Capítulo 71

Mal’akh estaba desnudo en medio del calor de la ducha. Volvía a sentirse puro, tras haberse desprendido del olor a etanol. A medida que el vapor de eucalipto iba impregnando su piel, sentía que sus poros se abrían. Entonces comenzó el ritual.

En primer lugar se extendió una crema depilatoria por el tatuado cuerpo y el cuero cabelludo, eliminando cualquier rastro de pelo. «Los dioses de las siete islas de las Helíades no tenían vello». A continuación se masajeó la ablandada y receptiva piel con aceite de Abramelín. «El Abramelín es el aceite sagrado de los grandes magos». Después giró el mando de la ducha hacia la izquierda y el agua salió fría. Permaneció bajo la congelada agua un minuto entero para cerrar los poros y retener el calor y la energía en su interior. El frío le servía para recordar el río helado donde comenzó su transformación.

Cuando salió de la ducha tiritaba, pero al cabo de unos segundos el calor acumulado fue atravesando las capas de su cuerpo hasta reconfortarlo. Era como si tuviese un horno dentro. Mal’akh se plantó desnudo delante del espejo y admiró sus formas…, tal vez fuera la última vez que se vería siendo un simple mortal.
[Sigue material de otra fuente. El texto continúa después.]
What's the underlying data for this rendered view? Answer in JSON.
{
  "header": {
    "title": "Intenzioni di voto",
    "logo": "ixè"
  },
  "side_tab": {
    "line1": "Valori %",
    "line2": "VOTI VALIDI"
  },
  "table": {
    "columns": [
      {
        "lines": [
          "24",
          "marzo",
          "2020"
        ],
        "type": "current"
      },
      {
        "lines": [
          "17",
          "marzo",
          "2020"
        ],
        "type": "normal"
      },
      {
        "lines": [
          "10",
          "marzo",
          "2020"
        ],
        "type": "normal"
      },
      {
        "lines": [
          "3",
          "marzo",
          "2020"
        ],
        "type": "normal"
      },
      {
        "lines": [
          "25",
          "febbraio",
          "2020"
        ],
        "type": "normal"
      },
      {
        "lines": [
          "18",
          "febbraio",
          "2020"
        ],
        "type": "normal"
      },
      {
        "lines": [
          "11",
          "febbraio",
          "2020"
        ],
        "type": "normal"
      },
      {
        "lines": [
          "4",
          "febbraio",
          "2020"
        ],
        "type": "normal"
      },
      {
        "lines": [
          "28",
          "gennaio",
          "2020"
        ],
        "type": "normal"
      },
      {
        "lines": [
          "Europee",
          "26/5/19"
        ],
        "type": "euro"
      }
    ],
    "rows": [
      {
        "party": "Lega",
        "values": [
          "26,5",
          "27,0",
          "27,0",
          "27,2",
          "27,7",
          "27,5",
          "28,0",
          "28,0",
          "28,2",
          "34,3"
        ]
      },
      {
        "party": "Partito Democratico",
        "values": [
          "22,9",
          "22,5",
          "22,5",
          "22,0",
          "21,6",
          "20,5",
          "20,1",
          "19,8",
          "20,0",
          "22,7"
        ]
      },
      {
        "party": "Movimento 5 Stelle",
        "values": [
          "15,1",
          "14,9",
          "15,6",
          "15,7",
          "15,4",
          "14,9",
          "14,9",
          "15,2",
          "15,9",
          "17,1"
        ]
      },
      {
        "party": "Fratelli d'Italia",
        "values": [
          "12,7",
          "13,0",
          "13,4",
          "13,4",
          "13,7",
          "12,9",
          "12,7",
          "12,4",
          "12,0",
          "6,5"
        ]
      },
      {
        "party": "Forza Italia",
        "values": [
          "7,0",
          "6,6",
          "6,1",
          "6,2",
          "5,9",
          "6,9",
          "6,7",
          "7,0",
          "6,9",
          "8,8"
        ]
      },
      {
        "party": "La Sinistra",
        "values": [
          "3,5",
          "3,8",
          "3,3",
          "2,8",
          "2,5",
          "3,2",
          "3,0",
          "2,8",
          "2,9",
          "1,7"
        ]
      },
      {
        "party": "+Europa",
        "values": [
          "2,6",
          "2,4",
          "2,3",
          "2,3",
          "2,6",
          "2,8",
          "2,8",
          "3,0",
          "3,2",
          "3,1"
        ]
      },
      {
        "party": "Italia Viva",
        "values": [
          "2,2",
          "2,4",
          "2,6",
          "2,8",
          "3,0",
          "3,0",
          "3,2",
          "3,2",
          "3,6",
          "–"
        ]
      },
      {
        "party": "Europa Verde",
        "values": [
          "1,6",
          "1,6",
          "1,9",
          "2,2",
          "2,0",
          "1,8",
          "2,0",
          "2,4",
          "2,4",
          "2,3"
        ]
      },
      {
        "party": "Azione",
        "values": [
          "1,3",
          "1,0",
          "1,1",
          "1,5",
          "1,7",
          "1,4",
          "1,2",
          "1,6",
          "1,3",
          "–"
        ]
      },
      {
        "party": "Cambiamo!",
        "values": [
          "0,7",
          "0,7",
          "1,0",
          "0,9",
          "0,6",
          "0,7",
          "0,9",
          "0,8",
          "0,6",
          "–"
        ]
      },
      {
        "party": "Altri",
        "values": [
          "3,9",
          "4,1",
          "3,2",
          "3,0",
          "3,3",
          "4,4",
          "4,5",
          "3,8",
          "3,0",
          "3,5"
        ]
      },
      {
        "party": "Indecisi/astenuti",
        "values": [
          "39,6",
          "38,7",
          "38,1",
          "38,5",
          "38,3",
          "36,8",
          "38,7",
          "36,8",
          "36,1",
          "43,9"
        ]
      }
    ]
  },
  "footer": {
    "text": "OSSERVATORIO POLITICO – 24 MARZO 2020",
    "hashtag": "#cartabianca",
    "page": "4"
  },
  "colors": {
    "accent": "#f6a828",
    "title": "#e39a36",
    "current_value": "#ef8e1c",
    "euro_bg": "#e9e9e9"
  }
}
Sus pies eran las garras de un halcón; sus piernas —Boaz y Jachin—, los antiguos pilares de la sabiduría; sus caderas y su abdomen, el arco del poder místico, y, colgando debajo de éste, su enorme órgano sexual lucía los símbolos tatuados de su destino. En otra vida esa poderosa verga había sido su fuente de placer carnal, pero ya no era así.

«Me he purificado».

Al igual que los monjes eunucos místicos cátaros, Mal’akh se había extirpado los testículos. Había sacrificado la potencia física por una más encomiable. «Los dioses no tienen sexo». Tras despojarse de la imperfección humana del sexo, así como del furor terrenal que iba unido a la tentación carnal, Mal’akh había pasado a ser como Urano, Atis, Esporo y los grandes magos castrados de la leyenda artúrica. «Toda metamorfosis espiritual va precedida de una física». Ésa era la lección aprendida de todos los grandes dioses…, de Osiris a Tamuz, Jesús, Shiva o al propio Buda.

«He de despojarme del hombre que me viste».

De repente miró hacia arriba, más allá del fénix bicéfalo del pecho, del collage de antiguos sigilos que ornaba su rostro, directamente a la parte superior de su anatomía. Bajó la cabeza en dirección al espejo, apenas capaz de ver el círculo de piel lisa que aguardaba justo en la coronilla. Ese lugar del cuerpo era sagrado. Se lo conocía como fontanela, y era el único espacio del cráneo humano que permanecía abierto al nacer. «El ojo del cerebro». Aunque este portal fisiológico se cierra en cuestión de meses, sigue siendo un vestigio simbólico de la conexión perdida entre los mundos exterior e interior.

Mal’akh examinó el sagrado redondel de piel virginal, que estaba circundado, a modo de corona, por un uróboros, una serpiente mística que engulle su propia cola. La carne desnuda parecía devolverle la mirada…, una mirada radiante, cargada de promesas.

Robert Langdon no tardaría en descubrir el gran tesoro que necesitaba Mal’akh. Y una vez fuera suyo, ese vacío que se abría en lo alto de su cabeza sería cubierto y él finalmente estaría preparado para la transformación definitiva.

Mal’akh cruzó el dormitorio y sacó una larga tira de seda blanca del cajón inferior. Como tantas otras veces, cubrió con ella las ingles y las nalgas y fue abajo.

Ya en el despacho vio en el ordenador que acababa de recibir un correo electrónico.

Era de su contacto.

LO QUE NECESITA ESTÁ CERCA.

ME PONDRÉ EN CONTACTO CON USTED ANTES DE UNA HORA. PACIENCIA.

Mal’akh sonrió: había llegado el momento de hacer los últimos preparativos.